Par Yves Chiron
Bernard Le Calloc’h, diplômé de l’INALCO (Langues’O), a enseigné au lycée français de Gödöllo, en Hongrie. Il a publié plusieurs ouvrages historiques en Hongrie et s’est intéressé à plusieurs « peuples en péril », titre d’une collection où sont parues les trois études qu’il a consacrées aux Csangos de Moldavie, aux Sicules et aux Sabbataires de Transylvanie (ouvrages recensés ici). Ses travaux lui ont valu d’être décoré de la Croix d’or de l’ordre du Mérite par le gouvernement hongrois.
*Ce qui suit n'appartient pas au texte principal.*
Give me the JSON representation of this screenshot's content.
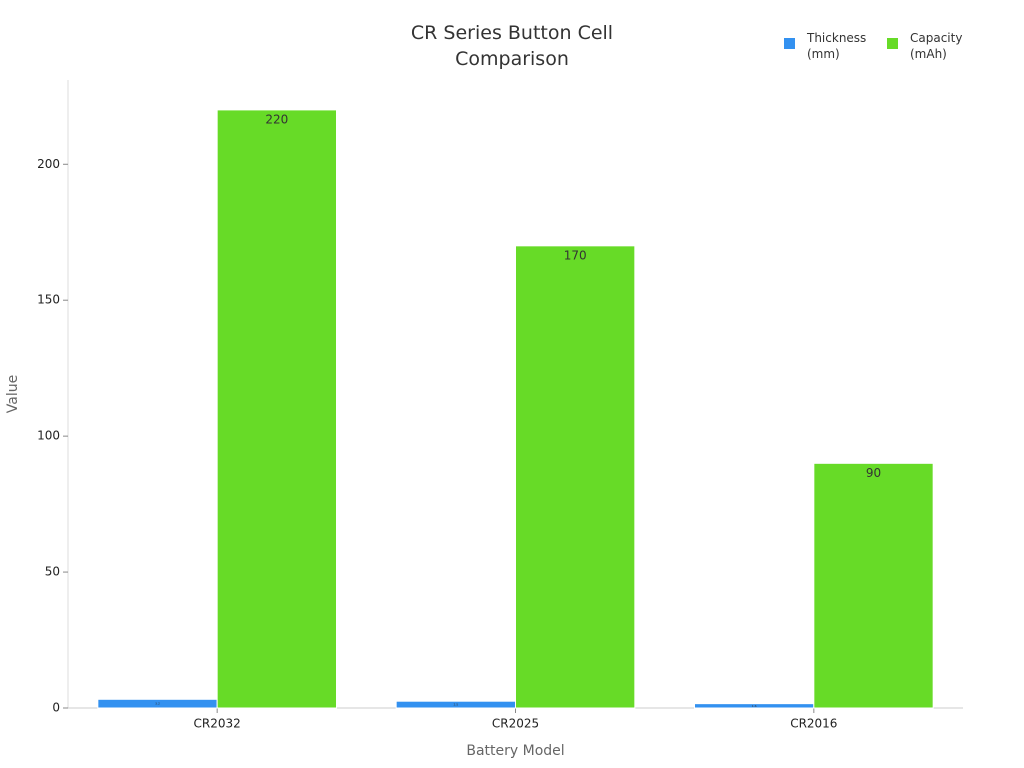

Aujourd’hui, il publie une Histoire de la Hongrie qui, malgré son caractère synthétique, restera un ouvrage de référence, parce qu’il compte des compléments et des annexes qui occupent presque autant de place (p. 217-434) que le corps du récit lui-même. On trouve d’abord un index des noms qui est aussi, pour les personnages, un dictionnaire biographique. Puis un index locorum, qui donne la correspondance des toponymes en différentes langues (par exemple Vienne se dit Bécs en hongrois et Wien en allemand, le Danube est le Duna en hongrois, le Donau en allemand, etc.). Suivent six cartes de la Hongrie à différentes époques de son histoire, une chronologie en près de 60 pages !, une liste des souverains de Hongrie (dix dynasties, des Arpadiens, fin IXe siècle, aux Habsbourg-Lorraine de la fin du XVIIIe siècle au XXe siècle). On trouvera encore un glossaire, puis huit pages sur les grandes armoiries du « royaume stéphanique », et encore sept pages de chiffres et de statistiques. Sans oublier un très beau cahier photographique central, avec d’abondantes légendes.
Onze siècles d’histoire
Les origines les plus lointaines des Hongrois actuels sont difficiles à discerner. Bernard Le Calloc’h, qui est un spécialiste des langues finno-ougriennes, relève que « par sa langue, le peuple hongrois (…) se trouve en liens de parenté avec les finnois de Finlande, les Estoniens et les Lapons ». Sept tribus hongroises se sont réfugiées au IXe siècle dans la région qui va du Dniepr au bas Danube, pour échapper à la déferlante des Petchenègues venus d’Asie centrale. Une de ces tribus, la tribu Megyer, a pris la prépondérance sur les autres, d’où le nom de Magyars donné à cette population, dont le premier grand prince fut Arpad.
Le Calloc’h affirme : « La Hongrie est un Etat qui compte plus de onze siècles d’existence et qui, en plusieurs moments de son histoire, a joué un rôle capital sur l’échiquier diplomatique. Au Moyen Age, elle fut un royaume beaucoup plus étendu et beaucoup plus puissant que la France des Capétiens. » Plus puissante dans son aire d’influence peut-être, pas la première puissance d’Europe.
On pourra faire un autre petit reproche à l’auteur. A la fin de son évocation, très sobre, des tentatives de restauration, en 1921, de l’empereur Charles Ier (qui est le roi Charles IV pour les Hongrois), il écrit : « Découragé, le roi sans couronne émigre à Madère. » Non, il n’a pas « émigré ». Après avoir tenté de reprendre le pouvoir, il a été assigné à résidence dans un monastère puis emmené, sous escorte anglaise, vers son ultime destination. L’île de Madère fut son Sainte-Hélène.
L’évocation de la période communiste est plus exacte. Le Calloc’h rappelle le soutien militaire de la Hongrie communiste, « sans l’ombre d’une hésitation », à l’écrasement du « Printemps de Prague » en 1968. Il précise encore que, dans les années 70-80, le pouvoir s’appuie « sur à peine 5 % de la population ».
La Hongrie a connu une domination musulmane (un pacha turc résida à Buda de 1541 à 1686). De cette période, il ne reste que le mausolée de Gül Baba, dont l’auteur nous dit que « l’entretien du tombeau revient à la République de Turquie ». Le 2 septembre 1686, l’armée impériale de Léopold Ier (avec le soutien de Vénitiens) a libéré le fort de Buda après 145 années d’occupation turque.
• Bernard Le Calloc’h, Histoire de la Hongrie, éditions Armeline, 434 pages.